Per l’esperto, quindi, è per questo che “il mondo della produzione dolciaria, alimentare e gelatiera tende ad appropriarsi della nozione di artigianalità, anche quando questa non c’è, né ci potrebbe assolutamente essere, visto la mole di prodotto commercializzato. E il marketing, che molto spesso si appropria dei concetti dell’antropologia a peso d’oro, fa esattamente questo: cerca di rendere qualcosa buono da pensare affinché sia ritenuto buono da mangiare. E affinché sia reputato conveniente da vendere”.
L’artigianalità quindi, spesso è un utile mito
Così come la presunta origine italiana del gelato. “Se rinunciamo per un attimo a essere italocentrici, come spesso ci capita di fare dinanzi ai successi mondiali in campo gastronomico, potremmo convenire sul fatto che il gelato è una invenzione senza inventore, capace costantemente di reinventarsi nel tempo. Così come sorbetti, granite, cremolate e via dicendo.
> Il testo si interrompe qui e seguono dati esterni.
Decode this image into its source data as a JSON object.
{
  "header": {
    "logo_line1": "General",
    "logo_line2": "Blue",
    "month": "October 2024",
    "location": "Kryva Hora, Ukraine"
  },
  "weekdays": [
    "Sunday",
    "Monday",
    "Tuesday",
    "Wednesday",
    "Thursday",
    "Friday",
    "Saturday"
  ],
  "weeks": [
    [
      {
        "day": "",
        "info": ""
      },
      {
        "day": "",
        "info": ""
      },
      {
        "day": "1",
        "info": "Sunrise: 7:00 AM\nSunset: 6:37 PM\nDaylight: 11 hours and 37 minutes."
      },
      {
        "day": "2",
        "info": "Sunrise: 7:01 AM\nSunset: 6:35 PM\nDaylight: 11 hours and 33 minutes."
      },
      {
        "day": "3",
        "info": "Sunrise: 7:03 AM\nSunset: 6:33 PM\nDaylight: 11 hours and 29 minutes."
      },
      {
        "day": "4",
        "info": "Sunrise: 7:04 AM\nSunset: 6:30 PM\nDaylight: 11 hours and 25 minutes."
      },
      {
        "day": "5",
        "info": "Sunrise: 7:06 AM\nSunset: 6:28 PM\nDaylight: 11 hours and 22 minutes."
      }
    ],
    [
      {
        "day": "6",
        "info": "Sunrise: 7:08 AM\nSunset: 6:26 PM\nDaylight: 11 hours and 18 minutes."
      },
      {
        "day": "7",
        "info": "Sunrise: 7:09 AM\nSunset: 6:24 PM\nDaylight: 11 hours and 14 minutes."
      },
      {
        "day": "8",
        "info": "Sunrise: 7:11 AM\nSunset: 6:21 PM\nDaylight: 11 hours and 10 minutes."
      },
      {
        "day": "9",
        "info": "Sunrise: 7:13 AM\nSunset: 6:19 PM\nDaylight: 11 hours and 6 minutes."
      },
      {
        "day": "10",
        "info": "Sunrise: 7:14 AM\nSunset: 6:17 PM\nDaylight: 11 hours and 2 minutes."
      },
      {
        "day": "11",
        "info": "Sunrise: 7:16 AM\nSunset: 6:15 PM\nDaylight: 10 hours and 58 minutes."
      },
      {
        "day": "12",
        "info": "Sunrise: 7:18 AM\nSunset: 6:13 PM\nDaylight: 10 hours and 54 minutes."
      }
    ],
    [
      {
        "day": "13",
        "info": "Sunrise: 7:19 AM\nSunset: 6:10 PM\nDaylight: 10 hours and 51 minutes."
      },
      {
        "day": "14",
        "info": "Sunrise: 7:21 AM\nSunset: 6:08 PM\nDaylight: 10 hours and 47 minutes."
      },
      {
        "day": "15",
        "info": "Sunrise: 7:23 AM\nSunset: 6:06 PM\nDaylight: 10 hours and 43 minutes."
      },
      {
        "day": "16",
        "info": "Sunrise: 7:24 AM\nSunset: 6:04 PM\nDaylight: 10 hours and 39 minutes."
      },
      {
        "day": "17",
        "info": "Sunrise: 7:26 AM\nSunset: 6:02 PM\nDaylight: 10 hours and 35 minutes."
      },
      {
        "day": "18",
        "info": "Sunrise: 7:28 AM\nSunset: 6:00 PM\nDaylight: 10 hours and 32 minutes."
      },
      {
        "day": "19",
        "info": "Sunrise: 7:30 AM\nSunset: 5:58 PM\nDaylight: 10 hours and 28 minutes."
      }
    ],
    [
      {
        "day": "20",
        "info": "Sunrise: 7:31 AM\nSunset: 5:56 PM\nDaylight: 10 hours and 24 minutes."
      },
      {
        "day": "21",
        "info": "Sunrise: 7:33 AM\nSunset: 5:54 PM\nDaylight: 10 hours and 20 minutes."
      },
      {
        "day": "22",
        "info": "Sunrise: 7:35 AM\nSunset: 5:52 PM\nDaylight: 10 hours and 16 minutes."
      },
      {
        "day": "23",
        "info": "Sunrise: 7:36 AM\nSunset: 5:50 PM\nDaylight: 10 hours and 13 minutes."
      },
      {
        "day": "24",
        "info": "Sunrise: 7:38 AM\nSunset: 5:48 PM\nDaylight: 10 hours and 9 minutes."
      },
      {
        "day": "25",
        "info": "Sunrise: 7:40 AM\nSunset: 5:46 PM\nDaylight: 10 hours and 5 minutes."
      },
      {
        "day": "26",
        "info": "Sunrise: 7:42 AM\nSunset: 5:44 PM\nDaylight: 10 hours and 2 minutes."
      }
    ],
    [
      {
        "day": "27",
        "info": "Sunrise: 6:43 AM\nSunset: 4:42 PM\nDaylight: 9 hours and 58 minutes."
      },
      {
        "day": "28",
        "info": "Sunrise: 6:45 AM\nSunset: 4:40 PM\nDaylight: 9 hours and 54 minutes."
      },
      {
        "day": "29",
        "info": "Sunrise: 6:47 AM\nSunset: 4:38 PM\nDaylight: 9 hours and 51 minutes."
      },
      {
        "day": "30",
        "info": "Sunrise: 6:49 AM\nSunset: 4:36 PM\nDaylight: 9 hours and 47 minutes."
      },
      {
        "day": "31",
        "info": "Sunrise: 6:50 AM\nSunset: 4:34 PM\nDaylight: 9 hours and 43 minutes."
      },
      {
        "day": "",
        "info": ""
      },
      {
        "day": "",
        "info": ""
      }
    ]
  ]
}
Prelibatezze a base di ghiaccio erano consumate nell’antichità classica tra i Romani, i Greci e gli Egizi. Nel Vicino Oriente si degustavano sorbetti triturando il ghiaccio e addizionandolo con essenze naturali e vegetali. Dall’Est del Mediterraneo gli Arabi hanno portato in Sicilia la loro idea di gelato facendo sì che da qui, arricchito di zucchero e di essenze di agrumi, risalisse tutta la Penisola per poi diffondersi ovunque in Europa e nel mondo".
"Ad ogni passaggio, però, reinventandosi continuamente in nuove forme, in nuovi gusti, in nuovi modi realizzativi, in nuove tipologie di consumatori e in diversi momenti del consumo. Momenti che, se fino a qualche decennio fa prediligevano soprattutto l’estate e i luoghi all’aperto, con il modificarsi progressivo dei gusti, delle tecnologie del freddo e anche dei cambiamenti climatici, hanno reso il gelato un prodotto quattro-stagioni da sorbirsi in casa, per strada, nei luoghi pubblici, a Ferragosto, a Natale. In ogni caso, sempre sotto forma di piacere che ci si auto-concede con lo scopo di premiarsi, di compensarsi, di risarcirsi, di coccolarsi, di sentirsi perennemente fanciulli”.
Insomma, il gelato non ha nulla da temere. Che sia per la bontà, per le strategie di marketing o per la sua storia, non rischia di essere sostituito da altri alimenti iconici. “I gelati potranno avere nuovi gusti, nuove consistenze, nuove tipologie di consumatori, nuovi momenti e contesti di consumo, ma è altamente improbabile che cessino di essere desiderati o che vengano sostituiti da altro. A meno che la realtà virtuale non proponga una virtualizzazione del gusto. Il piacere, invece, già in molti casi è stato reso virtuale”.